Independente da nossa especialidade, é importante estar preparado(a) para responder questionamentos sobre a vacina da influenza. As dúvidas mais comuns na prática médica são: quem pode tomar a vacina, se pode ou não tomar junto com a da covid-19 e qual a eficácia da vacina.

Por isso, reuni nesse texto tudo que os profissionais de medicina precisam saber sobre a vacina da gripe com base nas evidências científicas atuais, nos materiais da ANVISA, Ministério da Saúde e Sociedade Brasileira de Imunização.

Cenário atual 

A organização mundial de saúde (OMS) estima que todos os anos 5-10% da população mundial seja infectada pelo vírus da influenza. Sabemos que pessoas de todas as idades estão suscetíveis a se contaminar pelo vírus, porém alguns grupos em especial são mais propensos a desenvolver as formas graves da doença.

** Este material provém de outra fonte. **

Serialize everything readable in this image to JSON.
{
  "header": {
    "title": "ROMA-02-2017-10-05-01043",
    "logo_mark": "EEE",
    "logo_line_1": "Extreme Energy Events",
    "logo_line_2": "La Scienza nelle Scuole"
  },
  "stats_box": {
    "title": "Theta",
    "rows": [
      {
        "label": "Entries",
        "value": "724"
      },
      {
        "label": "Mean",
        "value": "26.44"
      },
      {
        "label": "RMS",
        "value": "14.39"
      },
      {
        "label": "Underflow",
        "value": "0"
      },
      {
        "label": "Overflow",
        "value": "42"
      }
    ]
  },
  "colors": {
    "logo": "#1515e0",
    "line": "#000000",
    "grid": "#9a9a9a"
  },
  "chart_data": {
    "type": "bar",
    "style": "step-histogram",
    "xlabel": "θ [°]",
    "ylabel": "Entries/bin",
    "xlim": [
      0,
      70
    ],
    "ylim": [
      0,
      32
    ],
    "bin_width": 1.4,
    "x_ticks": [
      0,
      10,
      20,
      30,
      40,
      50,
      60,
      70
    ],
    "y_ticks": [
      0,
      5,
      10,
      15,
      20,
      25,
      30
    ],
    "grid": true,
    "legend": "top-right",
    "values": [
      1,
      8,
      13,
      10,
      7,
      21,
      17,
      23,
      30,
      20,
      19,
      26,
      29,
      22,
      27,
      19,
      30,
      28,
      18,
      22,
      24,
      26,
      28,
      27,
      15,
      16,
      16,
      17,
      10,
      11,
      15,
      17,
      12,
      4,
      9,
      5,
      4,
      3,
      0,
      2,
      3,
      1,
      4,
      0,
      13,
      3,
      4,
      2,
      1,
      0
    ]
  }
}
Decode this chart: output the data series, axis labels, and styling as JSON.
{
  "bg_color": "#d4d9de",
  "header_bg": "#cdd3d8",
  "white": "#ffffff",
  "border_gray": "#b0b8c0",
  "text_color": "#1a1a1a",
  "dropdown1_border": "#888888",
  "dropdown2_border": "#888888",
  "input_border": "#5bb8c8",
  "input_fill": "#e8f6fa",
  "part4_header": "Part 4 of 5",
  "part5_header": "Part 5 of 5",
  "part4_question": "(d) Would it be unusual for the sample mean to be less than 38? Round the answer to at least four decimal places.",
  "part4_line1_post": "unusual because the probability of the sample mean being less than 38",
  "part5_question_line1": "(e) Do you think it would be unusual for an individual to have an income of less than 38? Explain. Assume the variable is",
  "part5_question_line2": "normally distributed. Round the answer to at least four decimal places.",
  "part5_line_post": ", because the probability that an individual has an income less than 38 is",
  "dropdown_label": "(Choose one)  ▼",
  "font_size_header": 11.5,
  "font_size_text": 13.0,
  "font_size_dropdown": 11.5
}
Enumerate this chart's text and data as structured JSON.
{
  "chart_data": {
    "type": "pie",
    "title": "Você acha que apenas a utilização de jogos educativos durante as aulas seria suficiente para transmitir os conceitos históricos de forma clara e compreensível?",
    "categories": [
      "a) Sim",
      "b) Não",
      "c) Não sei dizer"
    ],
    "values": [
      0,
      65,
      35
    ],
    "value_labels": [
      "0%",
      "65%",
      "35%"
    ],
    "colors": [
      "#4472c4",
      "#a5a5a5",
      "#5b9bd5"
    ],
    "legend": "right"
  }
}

Além do prejuízo à saúde individual e coletiva, a gripe causa prejuízos bilionários na economia, devidos aos custos com hospitalização, perda de qualidade de vida e absenteísmo no trabalho. Pela magnitude e transcendência da doença, anualmente acontece uma campanha nacional de vacinação contra a influenza.

A primeira campanha teve início em 1999 com o objetivo de reduzir internações, complicações e óbitos na população alvo. De 1999 para cá, o Brasil tem aplicado de forma crescente milhões de doses da vacina. Até que em 2021, infelizmente, tivemos pela primeira vez um decréscimo importante na taxa de vacinados O  que contribuiu para a epidemia extra temporal da doença no final do ano de 2021.

Em 2022, apenas 68% do público alvo foi imunizado contra a gripe. Para reverter esse cenário, a meta é vacinar 90% do grupo prioritário em 2023.

Quem é a população alvo da vacina da influenza?

Os grupos populacionais com maiores riscos de desenvolverem formas graves da doença são a população alvo da vacina. Com base na recomendação da OMS, são eles: 

  • Profissionais de saúde
  • Idosos
  • Crianças de 6 meses a 5 anos de idade
  • Gestantes
  • Portadores de doenças crônicas

No brasil temos uma ampliação dessa população alvo recomendada pela OMS, que contempla também:

  • Crianças de 6 meses a menores de 5 anos
  • Gestantes e puérperas
  • Povos indígenas
  • Trabalhadores da saúde
  • Idosos com 60 anos ou mais
  • Professores de escolas públicas ou privadas
  • Pessoas portadoras de doenças crônicas não transmissíveis e outras condições clínicas especiais
  • Pessoas com deficiência permanente
  • Profissionais das forças de segurança e forças armadas
  • Caminhoneiros
  • Trabalhadores do transporte coletivo rodoviário
  • Trabalhadores portuários
  • Funcionários do sistema prisional
  • Adolescentes e jovens de 12 a 21 anos sob medidas socioeducativas
  • População privada de liberdade

O público alvo representa cerca de 37% da população brasileira. Com as campanhas de vacinação, a meta é atingir pelo menos 90% dos grupos elegíveis. Para obter o êxito nessa estratégia, contaremos com cerca de 50 mil postos de vacinação ao longo do país. 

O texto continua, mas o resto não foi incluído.